The module maintains a performance hash table keyed by the destination (i.e., either the IP address or the domain name of the destination). A hash table entry holds the current estimates of the performance to the destination via the three providers, along with an associated timestamp indicating the last time performance to the destination via the provider was measured. This is necessary for updating the EWMA estimate of performance (Section 2.2).
Notice that without some explicit control, the hash table maintains performance samples to all destinations, including those rarely accessed. One concern is that this could cause a high overhead of measurement, with connections to less popular destinations being all used up for obtaining performance samples. While maintaining explicit TTLs per entry might help flush out destinations that have not been accessed over a long period of time, it does not guarantee a manageable measurement overhead. Also, TTLs require maintaining a separate timer per entry, which is an additional overhead.
In view of this, we limit performance sampling to connections destined for the most popular sites, where popularity is measured in terms of aggregate client request counts, as follows: Hash entries also hold the number of accesses made to the corresponding destinations. Upon receiving a connection request for a given destination, we update the access count for the destination using an exponentially weighted moving average (EWMA). The EWMA weight is chosen so that the access count for the destination is reset to 1 if it was not accessed for a long time, say 1 hour.
We use a hard threshold and monitor performance to destinations for which the total number of requests exceeds the threshold (by looking for live entries in the table with the access counts exceeding the threshold). In a naive hash table implementation for tracking the frequency counts of the various elements, identifying the popular destinations may take hash table size time.
Other ways of tracking top destinations such as Iceberg Queries [8] or Sample-and-hold [6], may not incur such an overhead. Nevertheless, we stick with our approach for its simplicity of implementation. Also, as we will show later, the overhead from looking for the popular hash entries in our implementation is negligible. Note that this approach does not necessarily limit the actual number of popular destinations, for example in the relatively unlikely case that a very large number of destinations are accessed very often.
Figure 2 shows the basic operation of the passive monitoring scheme. When an enterprise client initiates a connection, the scheme first checks if the destination has a corresponding entry in the performance hash table (i.e., it is labeled popular). If not, the connection is simply relayed using a provider link chosen randomly, in a load-balancing fashion.
If there is an entry for the destination, the passive scheme scans the measurement timestamps for the three providers to see if the elapsed time since the last measurement on any of the links exceeds the predefined sampling interval. If so, the performance to the destination along one of these providers links is sampled using the current connection.

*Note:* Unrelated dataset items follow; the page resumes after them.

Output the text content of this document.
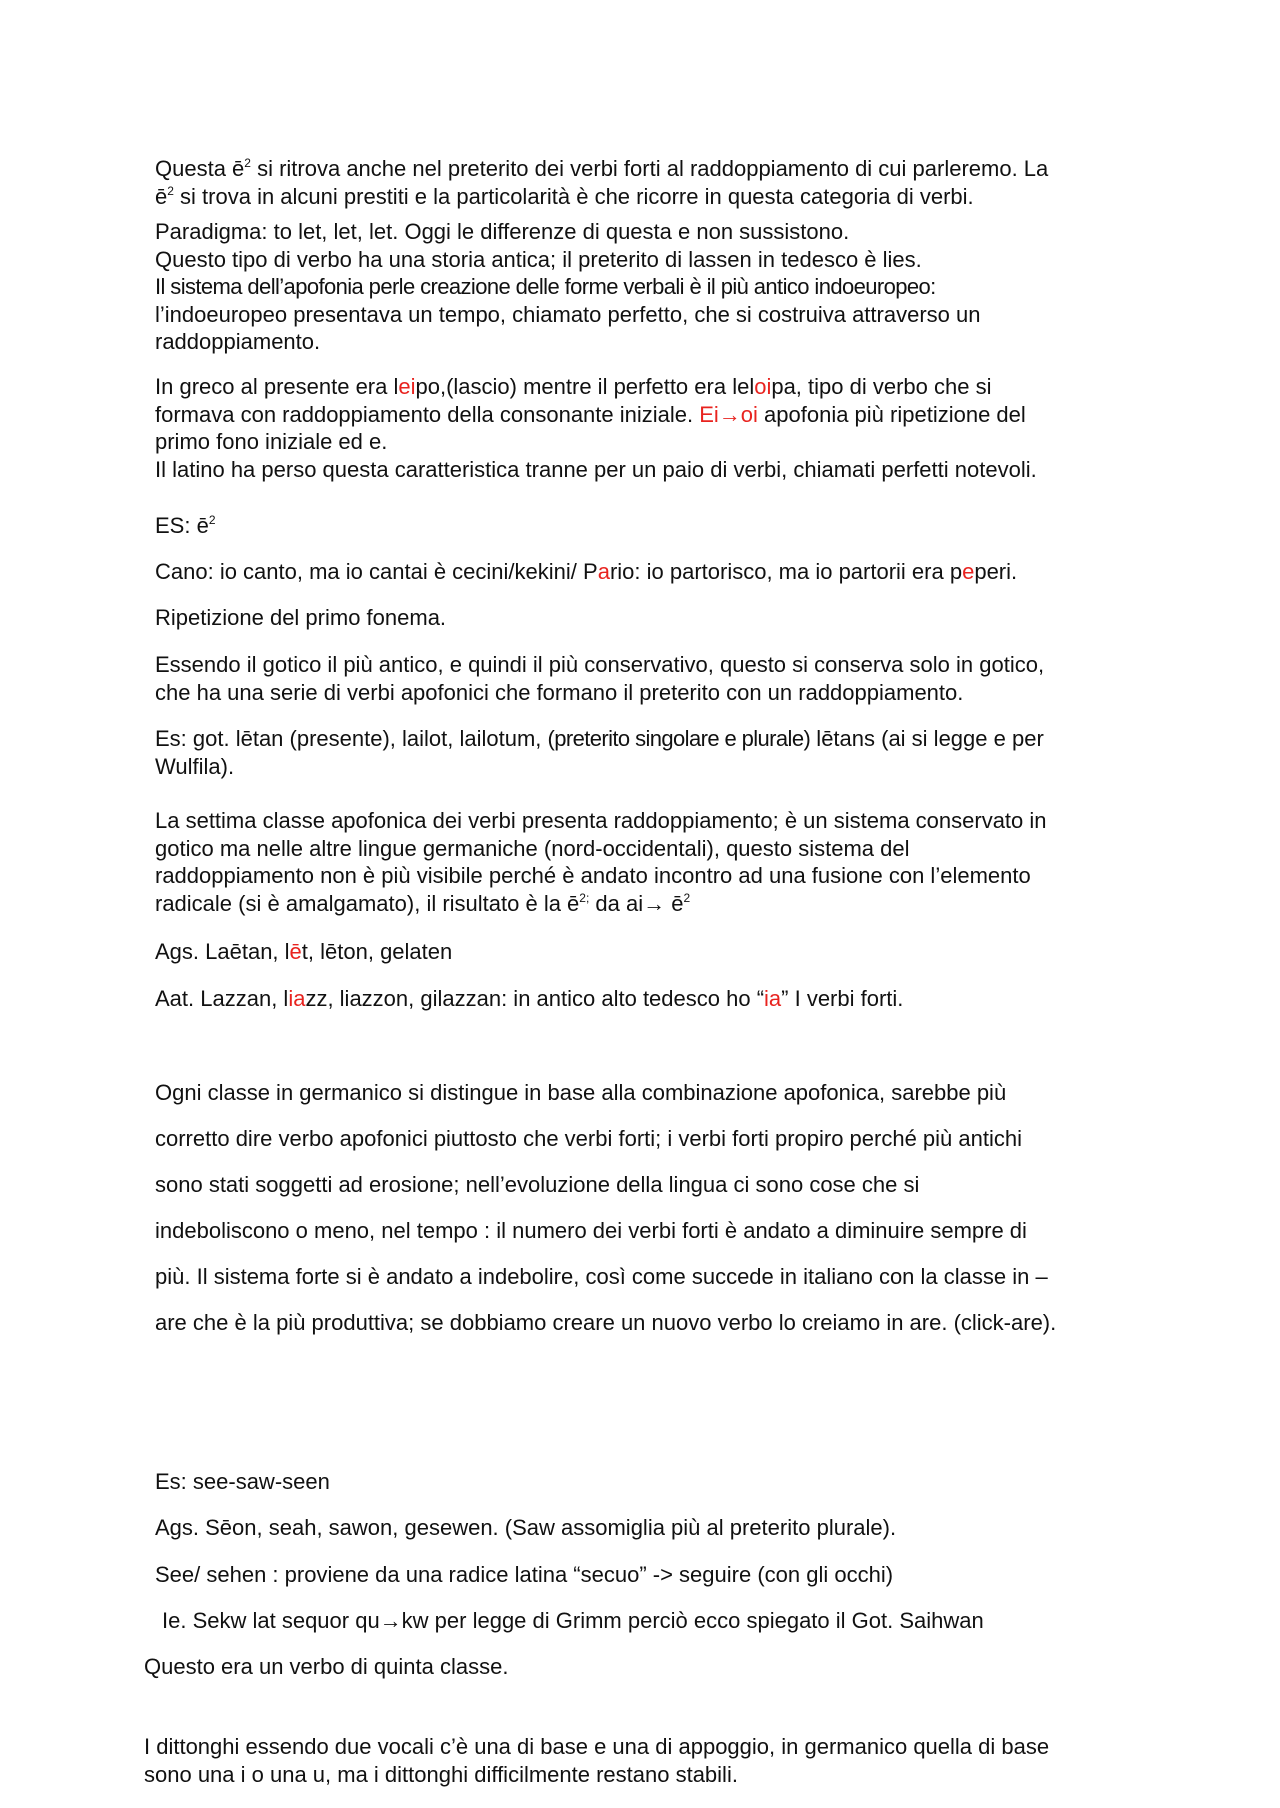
Questa $ē^2$ si ritrova anche nel preterito dei verbi forti al raddoppiamento di cui parleremo. La
$ē^2$ si trova in alcuni prestiti e la particolarità è che ricorre in questa categoria di verbi.
Paradigma: to let, let, let. Oggi le differenze di questa e non sussistono.
Questo tipo di verbo ha una storia antica; il preterito di lassen in tedesco è lies.
Il sistema dell’apofonia perle creazione delle forme verbali è il più antico indoeuropeo:
l’indoeuropeo presentava un tempo, chiamato perfetto, che si costruiva attraverso un
raddoppiamento.
In greco al presente era leipo,(lascio) mentre il perfetto era leloipa, tipo di verbo che si
formava con raddoppiamento della consonante iniziale. Ei→oi apofonia più ripetizione del
primo fono iniziale ed e.
Il latino ha perso questa caratteristica tranne per un paio di verbi, chiamati perfetti notevoli.
ES: $ē^2$
Cano: io canto, ma io cantai è cecini/kekini/ Pario: io partorisco, ma io partorii era peperi.
Ripetizione del primo fonema.
Essendo il gotico il più antico, e quindi il più conservativo, questo si conserva solo in gotico,
che ha una serie di verbi apofonici che formano il preterito con un raddoppiamento.
Es: got. lētan (presente), lailot, lailotum, (preterito singolare e plurale) lētans (ai si legge e per
Wulfila).
La settima classe apofonica dei verbi presenta raddoppiamento; è un sistema conservato in
gotico ma nelle altre lingue germaniche (nord-occidentali), questo sistema del
raddoppiamento non è più visibile perché è andato incontro ad una fusione con l’elemento
radicale (si è amalgamato), il risultato è la $ē^{2;}$ da $ai\to ē^2$
Ags. Laētan, lēt, lēton, gelaten
Aat. Lazzan, liazz, liazzon, gilazzan: in antico alto tedesco ho “ia” I verbi forti.
Ogni classe in germanico si distingue in base alla combinazione apofonica, sarebbe più
corretto dire verbo apofonici piuttosto che verbi forti; i verbi forti propiro perché più antichi
sono stati soggetti ad erosione; nell’evoluzione della lingua ci sono cose che si
indeboliscono o meno, nel tempo : il numero dei verbi forti è andato a diminuire sempre di
più. Il sistema forte si è andato a indebolire, così come succede in italiano con la classe in –
are che è la più produttiva; se dobbiamo creare un nuovo verbo lo creiamo in are. (click-are).
Es: see-saw-seen
Ags. Sēon, seah, sawon, gesewen. (Saw assomiglia più al preterito plurale).
See/ sehen : proviene da una radice latina “secuo” -> seguire (con gli occhi)
Ie. Sekw lat sequor qu→kw per legge di Grimm perciò ecco spiegato il Got. Saihwan
Questo era un verbo di quinta classe.
I dittonghi essendo due vocali c’è una di base e una di appoggio, in germanico quella di base
sono una i o una u, ma i dittonghi difficilmente restano stabili.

In order to obtain a measurement sample on a provider link, the scheme initiates a connection to the destination using a source IP address set such that the response will return via the link being sampled. Then, it measures the turn-around time for the connection, defined as the time between the transmission of the last byte of the client HTTP request, and the receipt of the first byte of the HTTP response from the destination. The observed turn-around time is used as the performance sample to the destination, and the corresponding entry in the hash table is updated using the EWMA method (Section 2.2). The remainder of the Web request proceeds normally, with the proxy relaying the data appropriately.
If all of the ISP links have current measurements (i.e., within the sampling interval), the proxy initiates a connection using the best link for the destination by setting the source IP address appropriately. We discuss these details in Section 3.3.